Des pas dévalèrent les escaliers, mais ce fut son jeune frère Hugo qui manqua de la percuter en plein milieu de l’entrée. Lui avait dû accepter l’offre de leur mère, et il était donc arrivé à la maison une heure avant elle :
- Salut ! lui lança-t-il, son sac sur l’épaule.
- Où tu vas ?
- Albus a appelé, il m’invite pour la semaine.

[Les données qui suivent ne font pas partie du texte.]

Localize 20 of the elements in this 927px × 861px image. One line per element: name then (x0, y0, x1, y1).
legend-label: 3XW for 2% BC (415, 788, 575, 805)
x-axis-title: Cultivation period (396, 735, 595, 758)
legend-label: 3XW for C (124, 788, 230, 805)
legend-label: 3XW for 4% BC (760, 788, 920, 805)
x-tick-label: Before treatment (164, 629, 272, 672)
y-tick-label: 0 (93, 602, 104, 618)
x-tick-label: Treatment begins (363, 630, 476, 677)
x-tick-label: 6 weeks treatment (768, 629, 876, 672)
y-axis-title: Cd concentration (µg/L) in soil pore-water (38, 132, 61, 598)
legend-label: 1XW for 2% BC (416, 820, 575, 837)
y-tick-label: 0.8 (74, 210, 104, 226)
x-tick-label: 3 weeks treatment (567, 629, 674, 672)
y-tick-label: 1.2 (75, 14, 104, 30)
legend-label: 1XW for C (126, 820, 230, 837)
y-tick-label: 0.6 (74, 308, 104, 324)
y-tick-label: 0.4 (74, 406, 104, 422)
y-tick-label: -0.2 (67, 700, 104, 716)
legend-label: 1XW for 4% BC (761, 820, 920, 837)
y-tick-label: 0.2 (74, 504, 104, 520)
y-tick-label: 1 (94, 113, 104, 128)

- Je te rappelle qu’on est censés rester chez papa. C’est sa semaine !
- Il a dit qu’il était d’accord.
- Evidemment qu’il est d’accord !
Rose tenta d’agripper son frère par la manche, mais il se déroba et sortit en claquant la porte :
- Hugo !
Tremblante de rage, Rose enfouit son visage entre ses mains le temps de se calmer.
Calme-toi, je t’en prie, calme-toi… Tu as déjà fait avec, tu peux le refaire…
Les yeux fermés au beau milieu du salon, Rose fit appel à tout ce qu’il y avait de plus dur en elle. Elle avait une semaine à affronter. Rien qu’une semaine. C’était faisable. Ce n’était pas les vacances d’été. Son père avait besoin d’elle, et elle ne pouvait pas être faible. Pas elle. Elle ne pouvait pas.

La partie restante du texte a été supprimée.